須賀田さんが、これからどういう捜査をやろうとしているか、
婉曲的かつ抽象的に集会で「吐く」場面もありましたが、付箋がどっかいってしまったw

頁292
 夫としても、父としても、私がその資質に欠けていたために、失敗に終わった最初の結婚とは、今ではかなり折り合いがつけられるようにはなったが。AAではそれを“過去の惨状を整理する”と呼び、誰もが避けて通ることのできない通過点とされている。
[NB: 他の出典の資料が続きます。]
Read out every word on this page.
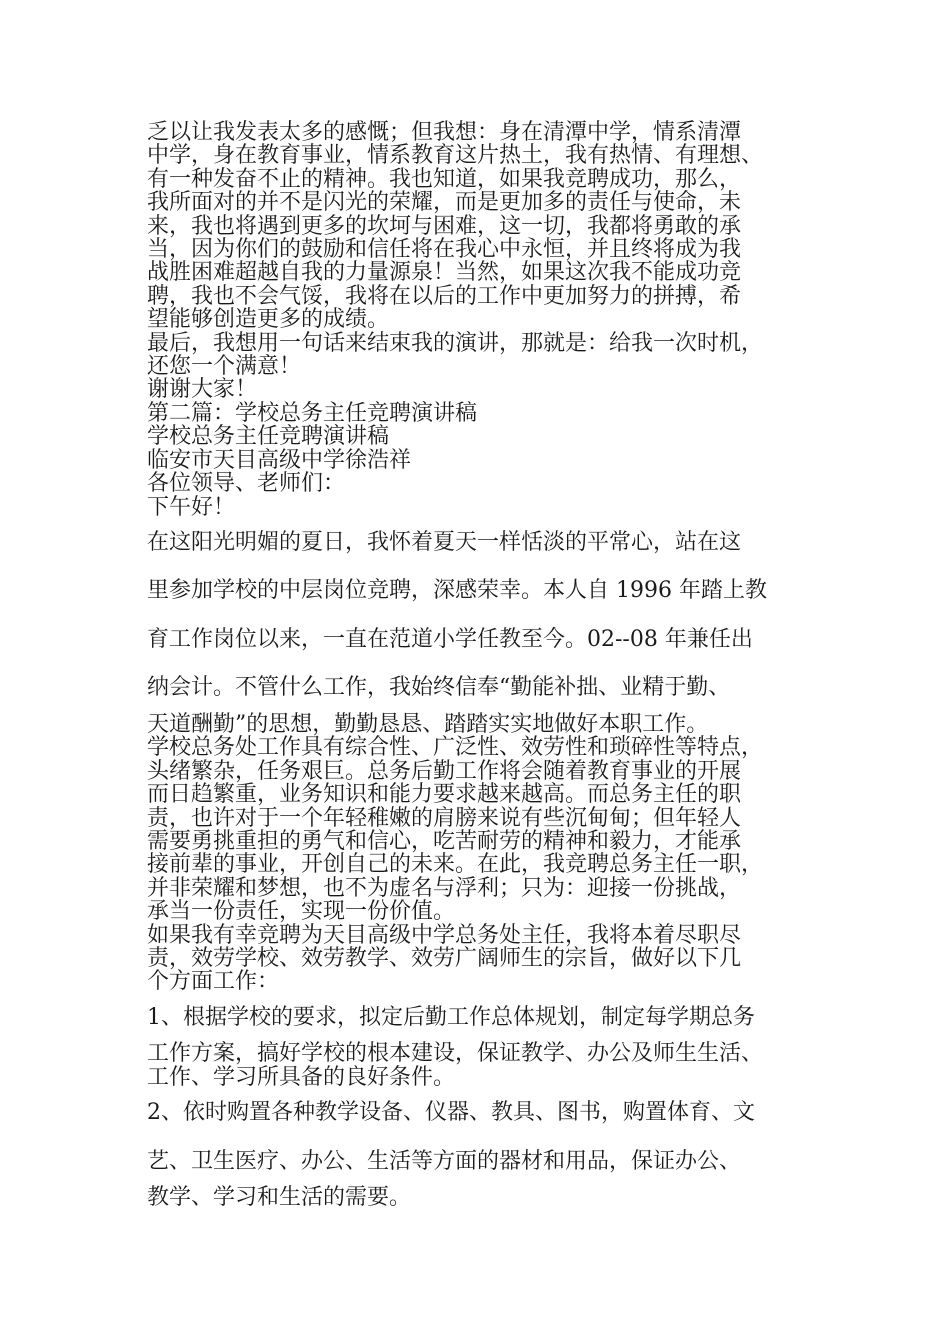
乏以让我发表太多的感慨；但我想：身在清潭中学，情系清潭
中学，身在教育事业，情系教育这片热土，我有热情、有理想、
有一种发奋不止的精神。我也知道，如果我竞聘成功，那么，
我所面对的并不是闪光的荣耀，而是更加多的责任与使命，未
来，我也将遇到更多的坎坷与困难，这一切，我都将勇敢的承
当，因为你们的鼓励和信任将在我心中永恒，并且终将成为我
战胜困难超越自我的力量源泉！当然，如果这次我不能成功竞
聘，我也不会气馁，我将在以后的工作中更加努力的拼搏，希
望能够创造更多的成绩。
最后，我想用一句话来结束我的演讲，那就是：给我一次时机，
还您一个满意！
谢谢大家！
第二篇：学校总务主任竞聘演讲稿
学校总务主任竞聘演讲稿
临安市天目高级中学徐浩祥
各位领导、老师们：
下午好！
在这阳光明媚的夏日，我怀着夏天一样恬淡的平常心，站在这
里参加学校的中层岗位竞聘，深感荣幸。本人自 1996 年踏上教
育工作岗位以来，一直在范道小学任教至今。02--08 年兼任出
纳会计。不管什么工作，我始终信奉“勤能补拙、业精于勤、
天道酬勤”的思想，勤勤恳恳、踏踏实实地做好本职工作。
学校总务处工作具有综合性、广泛性、效劳性和琐碎性等特点，
头绪繁杂，任务艰巨。总务后勤工作将会随着教育事业的开展
而日趋繁重，业务知识和能力要求越来越高。而总务主任的职
责，也许对于一个年轻稚嫩的肩膀来说有些沉甸甸；但年轻人
需要勇挑重担的勇气和信心，吃苦耐劳的精神和毅力，才能承
接前辈的事业，开创自己的未来。在此，我竞聘总务主任一职，
并非荣耀和梦想，也不为虚名与浮利；只为：迎接一份挑战，
承当一份责任，实现一份价值。
如果我有幸竞聘为天目高级中学总务处主任，我将本着尽职尽
责，效劳学校、效劳教学、效劳广阔师生的宗旨，做好以下几
个方面工作：
1、根据学校的要求，拟定后勤工作总体规划，制定每学期总务
工作方案，搞好学校的根本建设，保证教学、办公及师生生活、
工作、学习所具备的良好条件。
2、依时购置各种教学设备、仪器、教具、图书，购置体育、文
艺、卫生医疗、办公、生活等方面的器材和用品，保证办公、
教学、学习和生活的需要。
 私はその通過点を通った。償いをし、他人を赦し、自分を赦して、過去の亡霊を過去に追いやってきた。それを慌ててやる人たちもいる。が、私は急ぎはしなかった。時間をかけてゆっくりとやってきた。何回にも及ぶ助言者スポンサーとの対話、執拗な自己分析、充分な思索、そしてある程度の行動。それらがうまく私には作用したと言えるだろう。長いこと私を苦しめてきたものが、今では私を苦しめなくなっているところを見るかぎりは。
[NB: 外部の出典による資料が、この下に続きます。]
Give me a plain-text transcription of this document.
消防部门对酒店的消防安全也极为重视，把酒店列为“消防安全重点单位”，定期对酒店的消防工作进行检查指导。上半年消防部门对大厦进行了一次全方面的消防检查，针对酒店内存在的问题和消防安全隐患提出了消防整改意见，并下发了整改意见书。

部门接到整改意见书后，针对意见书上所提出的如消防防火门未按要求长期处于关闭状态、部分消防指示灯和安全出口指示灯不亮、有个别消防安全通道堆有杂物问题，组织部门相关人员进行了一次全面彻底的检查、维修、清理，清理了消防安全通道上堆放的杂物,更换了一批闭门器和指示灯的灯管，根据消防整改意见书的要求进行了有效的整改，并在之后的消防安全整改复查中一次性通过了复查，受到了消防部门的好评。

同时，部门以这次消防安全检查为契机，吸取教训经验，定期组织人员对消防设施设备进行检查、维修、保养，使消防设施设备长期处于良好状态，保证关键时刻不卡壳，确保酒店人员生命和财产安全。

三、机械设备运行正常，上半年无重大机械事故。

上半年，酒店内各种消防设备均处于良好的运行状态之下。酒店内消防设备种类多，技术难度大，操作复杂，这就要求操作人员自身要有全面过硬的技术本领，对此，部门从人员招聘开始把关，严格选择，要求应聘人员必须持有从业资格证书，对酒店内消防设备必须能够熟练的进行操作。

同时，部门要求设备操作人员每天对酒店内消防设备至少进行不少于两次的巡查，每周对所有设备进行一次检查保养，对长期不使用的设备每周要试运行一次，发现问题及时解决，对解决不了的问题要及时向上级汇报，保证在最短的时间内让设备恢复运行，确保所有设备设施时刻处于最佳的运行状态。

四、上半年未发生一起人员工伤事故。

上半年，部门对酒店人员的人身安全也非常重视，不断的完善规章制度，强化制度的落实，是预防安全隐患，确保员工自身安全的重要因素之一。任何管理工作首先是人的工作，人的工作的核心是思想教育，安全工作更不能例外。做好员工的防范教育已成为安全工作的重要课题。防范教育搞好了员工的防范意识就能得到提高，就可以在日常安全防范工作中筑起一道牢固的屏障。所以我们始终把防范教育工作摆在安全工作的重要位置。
 しかし、ときにはそれが息を吹き返すことがあるのだ。そして、それは十一月から十二月にかけて起こりやすい傾向にあった。日がどんどん短くなり、太陽が徐々に光を節約しはじめると、買え与えられなかったプレゼントのひとつひとつが、過去の言い争いのひとつひとつが、吐いた卑劣なことばのひとつひとつが、シオセットの自宅には帰らず、なんらかの理由を見つけてマンハッタンに泊まった夜のひとつひとつが、どうしても思い出されてくるのだ。
 そんなわけで、買い物に失敗したあと、どうしても私の足はパーク・ヴェンドームではなく、向かい側のホテルに向かった。自分には、テレビのレポーターとロビーで顔を合わせたくないからだと言い聞かせたが、実際には、そういう気づかいはもうなくなっていた。レポーターたちは、電車を降りようとするかのように、彼らの脇をすり抜けていくだけの男には、とっくに興味をなくしていた。
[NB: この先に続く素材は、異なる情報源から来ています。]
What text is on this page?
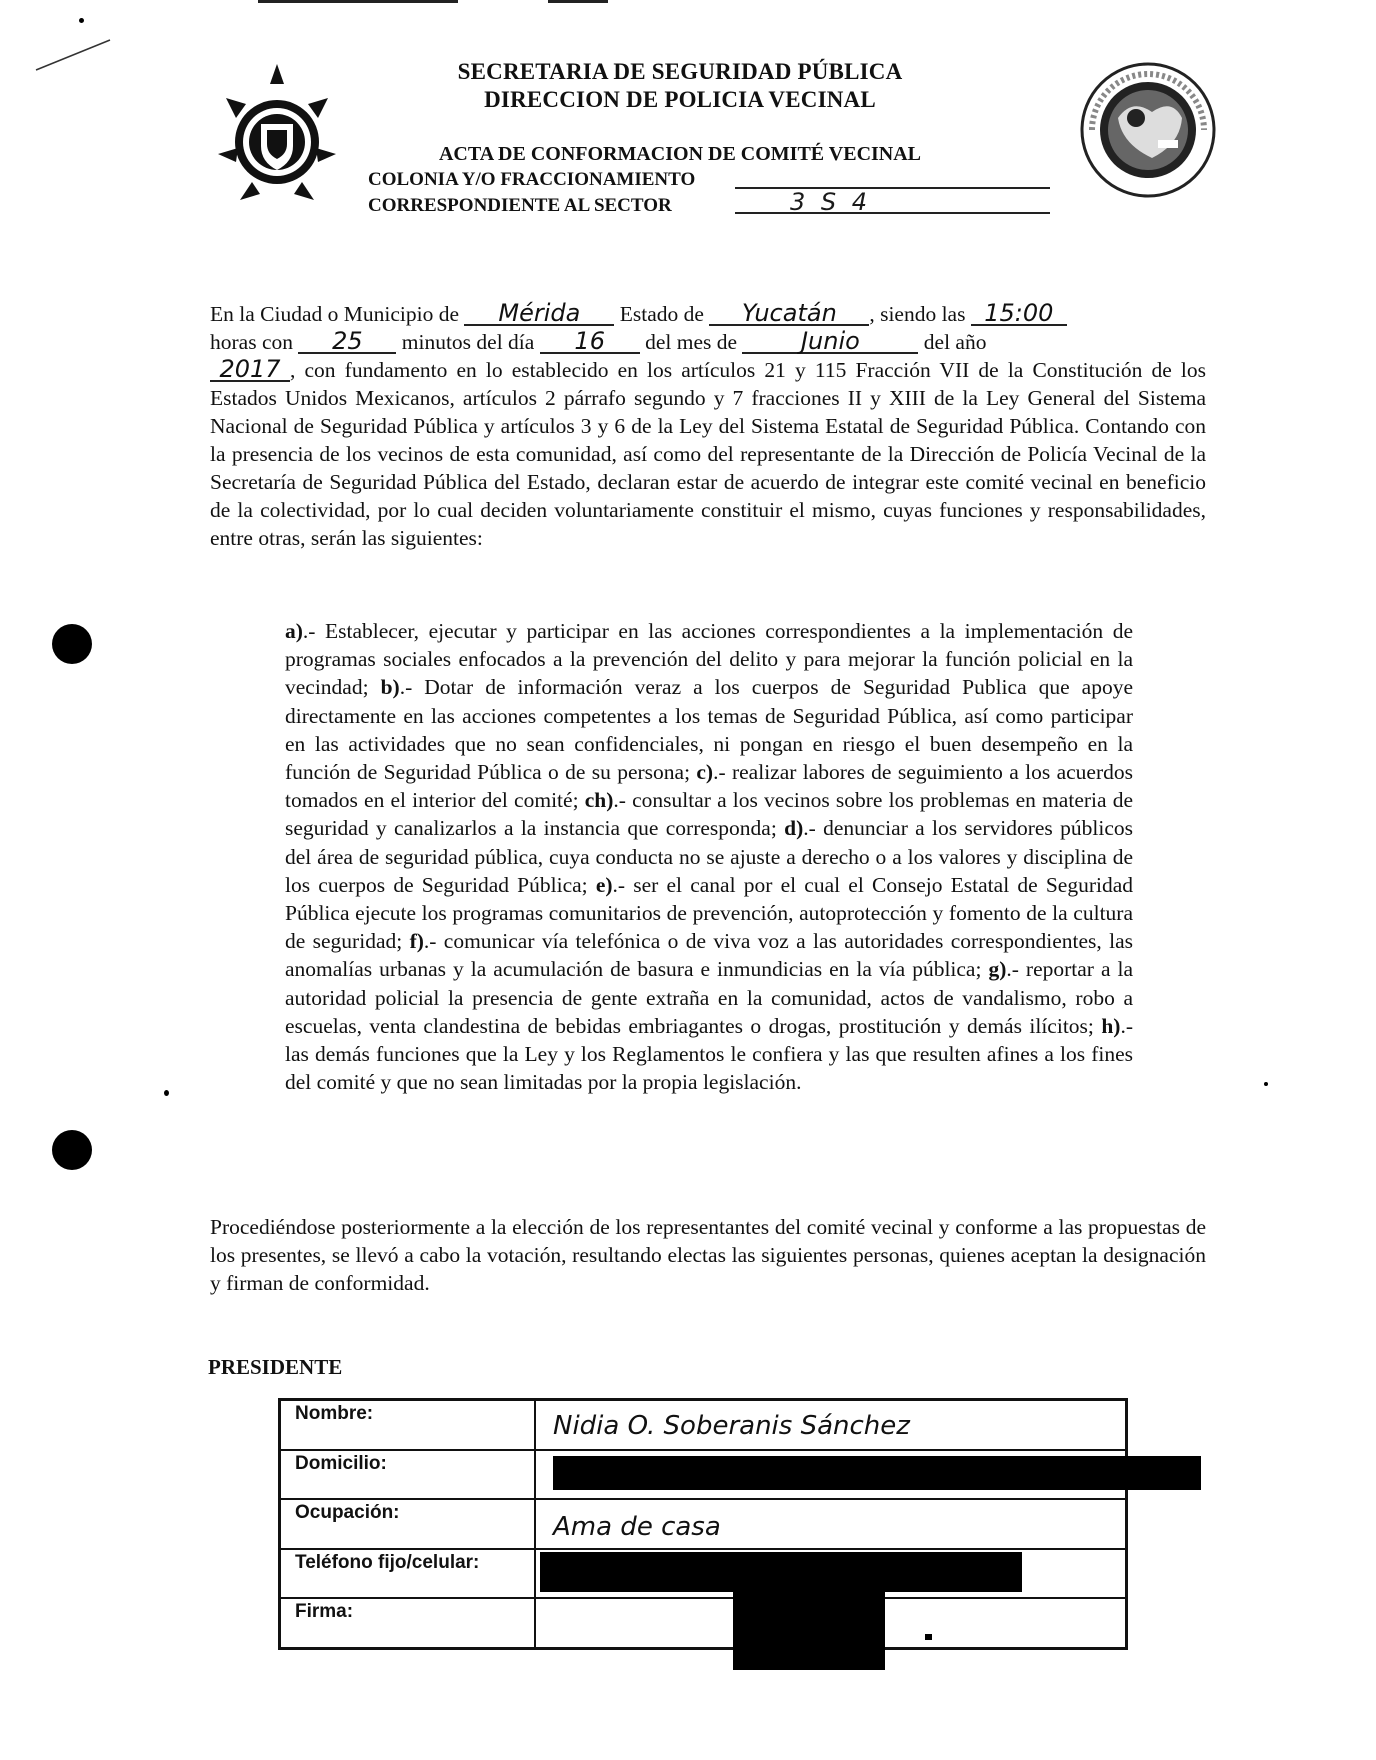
SECRETARIA DE SEGURIDAD PÚBLICA
DIRECCION DE POLICIA VECINAL
ACTA DE CONFORMACION DE COMITÉ VECINAL
COLONIA Y/O FRACCIONAMIENTO
CORRESPONDIENTE AL SECTOR	3 S 4
En la Ciudad o Municipio de Mérida Estado de Yucatán , siendo las 15:00
horas con 25 minutos del día 16 del mes de	Junio	del año
2017 , con fundamento en lo establecido en los artículos 21 y 115 Fracción VII de la Constitución de los Estados Unidos Mexicanos, artículos 2 párrafo segundo y 7 fracciones II y XIII de la Ley General del Sistema Nacional de Seguridad Pública y artículos 3 y 6 de la Ley del Sistema Estatal de Seguridad Pública. Contando con la presencia de los vecinos de esta comunidad, así como del representante de la Dirección de Policía Vecinal de la Secretaría de Seguridad Pública del Estado, declaran estar de acuerdo de integrar este comité vecinal en beneficio de la colectividad, por lo cual deciden voluntariamente constituir el mismo, cuyas funciones y responsabilidades, entre otras, serán las siguientes:
a).- Establecer, ejecutar y participar en las acciones correspondientes a la implementación de programas sociales enfocados a la prevención del delito y para mejorar la función policial en la vecindad; b).- Dotar de información veraz a los cuerpos de Seguridad Publica que apoye directamente en las acciones competentes a los temas de Seguridad Pública, así como participar en las actividades que no sean confidenciales, ni pongan en riesgo el buen desempeño en la función de Seguridad Pública o de su persona; c).- realizar labores de seguimiento a los acuerdos tomados en el interior del comité; ch).- consultar a los vecinos sobre los problemas en materia de seguridad y canalizarlos a la instancia que corresponda; d).- denunciar a los servidores públicos del área de seguridad pública, cuya conducta no se ajuste a derecho o a los valores y disciplina de los cuerpos de Seguridad Pública; e).- ser el canal por el cual el Consejo Estatal de Seguridad Pública ejecute los programas comunitarios de prevención, autoprotección y fomento de la cultura de seguridad; f).- comunicar vía telefónica o de viva voz a las autoridades correspondientes, las anomalías urbanas y la acumulación de basura e inmundicias en la vía pública; g).- reportar a la autoridad policial la presencia de gente extraña en la comunidad, actos de vandalismo, robo a escuelas, venta clandestina de bebidas embriagantes o drogas, prostitución y demás ilícitos; h).- las demás funciones que la Ley y los Reglamentos le confiera y las que resulten afines a los fines del comité y que no sean limitadas por la propia legislación.
Procediéndose posteriormente a la elección de los representantes del comité vecinal y conforme a las propuestas de los presentes, se llevó a cabo la votación, resultando electas las siguientes personas, quienes aceptan la designación y firman de conformidad.
PRESIDENTE
Nombre:	Nidia O. Soberanis Sánchez
Domicilio:
Ocupación:	Ama de casa
Teléfono fijo/celular:
Firma:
 私はフロント係のジェイコブに声をかけ、起きている時間の大半をノースウェスタン・ホテルのロビーで過ごしている男と会釈を交わした。その男は、私が転がり込む何年もまえからホテルにいる男で、遅かれ早かれそこで死を迎えることになるのだろう。美しい女と結婚して、向かいへ移り住めるようなチャンスは、彼にはもうあまり残されていないだろう。
 私は階上の自室にあがり、テレビをつけ、あちこちの局にすばやくチャンネルを合わせて、またすぐスウィッチを切った。そして椅子を窓辺までひっぱっていき、眺めるともなく窓の外を眺めた。
 それから受話器を取り上げ、電話をした。ジム・フェイバー自身が電話に出た。「フェイバー印刷です」ここ何年ものうちに、私は彼のそのしゃがれ声を聞くとほっとするようになっていた。それはそのときも変わらなかったので、私はそのとおり彼に話した。
「実際には、あんたの電話番号を押しはじめた時点で、すでにかなり気分がよくなってた」
「まだ飲んでた頃、その日初めての一杯をやりに酒場にはいったときの感覚を思い出すね」と彼は言った。「ほんとうにその一杯が必要で、体が皮膚を破って中から飛び出してきそうな、そんな気がしたもんだよ」
「わかるよ」
「そして一杯注がれると、それでもう安心できるんだよな。まだ飲んでなくても、まだ酒が血管を通ってなくて、体の細胞ひとつひとつに愛と平和をもたらしてくれなくても、酒がそこにあることがわかってるというだけで、同じ効果があるんだよ。でも、なんだね、助言者スポンサーに慌てて電話しなきゃならないほど悪いことというのは、いったいどんなことなんだね?」
「そう、季節の喜びだ」
「ああ。誰もが一年で一番好きな季節だ。でも、あんたは最近集会にあまりでてないんじゃないか?」
「いや、二時間ほどまえにも行ってきたよ」
「そうかい。だったら、罪悪感を感じて自己憐憫をやってるほかには、どういうことで忙しいんだね?

ちなみに、本作の主要登場人物紹介ページに、ジム・フェイバーは出てきません。
ブッチャーは本作に出てこないので、紹介されなくても納得しますが、
ジムは出てくるので、書いてもいいかな、と思います。
須賀田さんの打ち解けなさからだと思いますが、
最初はスポンサーじゃなかったが、のちにスポンサーになる、
という経歴、役割は大事です。

作者は本当に賢者の贈り物が好きみたいで、他の話でもクリスマスになるとウキウキそわそわ、
心あたたまるプレゼントのポトラッチ合戦みたいなのを読みましたが、
この作品でもそういう展開で終わりになり、
本国アメリカより先に日本で翻訳が出版されたという小ネタを後書きで読みます。
こうして皆に愛されるこのシリーズも、十三冊目を読了し、あと何冊。
ずっと読んでいたいのに、終りが見えて来たときの気持ちを味わっています。